YOLO COUNTY, Calif. (KTXL) — Winemakers have been on alert with the current wildfires still burning in Northern California.
It turns out that destruction of vines is not the worry. Instead, it’s how the heavy smoke might affect the taste of the wine that is produced in fire-ravaged areas.
Wildfire smoke has resulted in air quality warnings but along with people, the smoke is also affecting wine grapes in areas stretching from the Santa Cruz mountains, through Napa and Sonoma counties and into expanding wine regions in Yolo County and beyond.

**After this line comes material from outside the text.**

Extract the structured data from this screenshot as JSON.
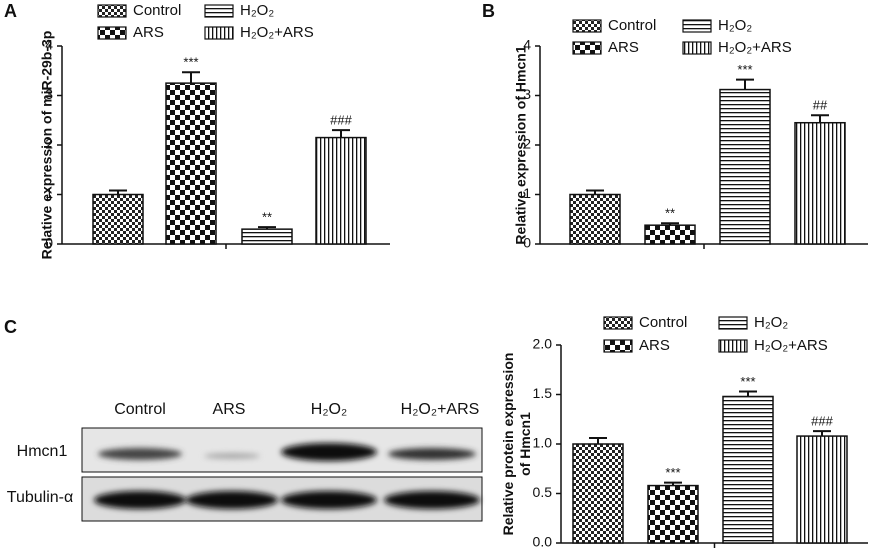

The phenomena is labeled “wine taint.”
“Ash tray character in the back of your throat that is distinctive of throat taint,” said Dr. Anita Oberholster, a professor of enology and viticulture at the University of California, Davis.
Since winemaking is an art based on complex flavors, the hint of smoke and ash flavors in the final product can be ruinous to the final product.
The frustrating thing is there is no telling how much smokey, phenol-based chemicals grapes absorb through the skin of the fruit. Red grapes are more susceptible.
Even if it can’t be tasted in the grapes themselves, it can show up in the fermenting process and can get stronger as wine ages.
“It definitely makes winemaking a lot trickier,” Oberholster told FOX40.
Oberholster has done extensive field testing since the 2017 fires in Napa and Sonoma counties.
Right now, chemical testing of grapes and fermenting samples have been tried.
There are also various filtering systems that are being developed, which, in turn, can adversely affect a wine’s taste. Other strategies call for enhancing fruity flavors to mask the taint of smoke and protective coatings are being looked at.
“Yes, there are some tools of the trade, some tricks you can do,” Oberholster said. “But there’s really not a 100% cure for what we call ‘smoke taint.’”
California winemakers won’t release wines that turn out to be smoke tainted.
“They won’t release anything that can potentially impact people’s opinion of their labels,” Oberholster explained.
But that can also mean a potential loss of product and profit.
“It’s another potential economic impact on an industry that is already struggling,” Oberholster told FOX40.
There is more research to be done because wildfires aren’t going to be going away in years to come.
Winemakers say a mild smokey taste is not necessarily bad. Those aged in toasted oak barrels have that quality.
Those with a heavy “smoke taint” will likely not pass quality control, so it’s not likely customers will see those bottles on the shelves.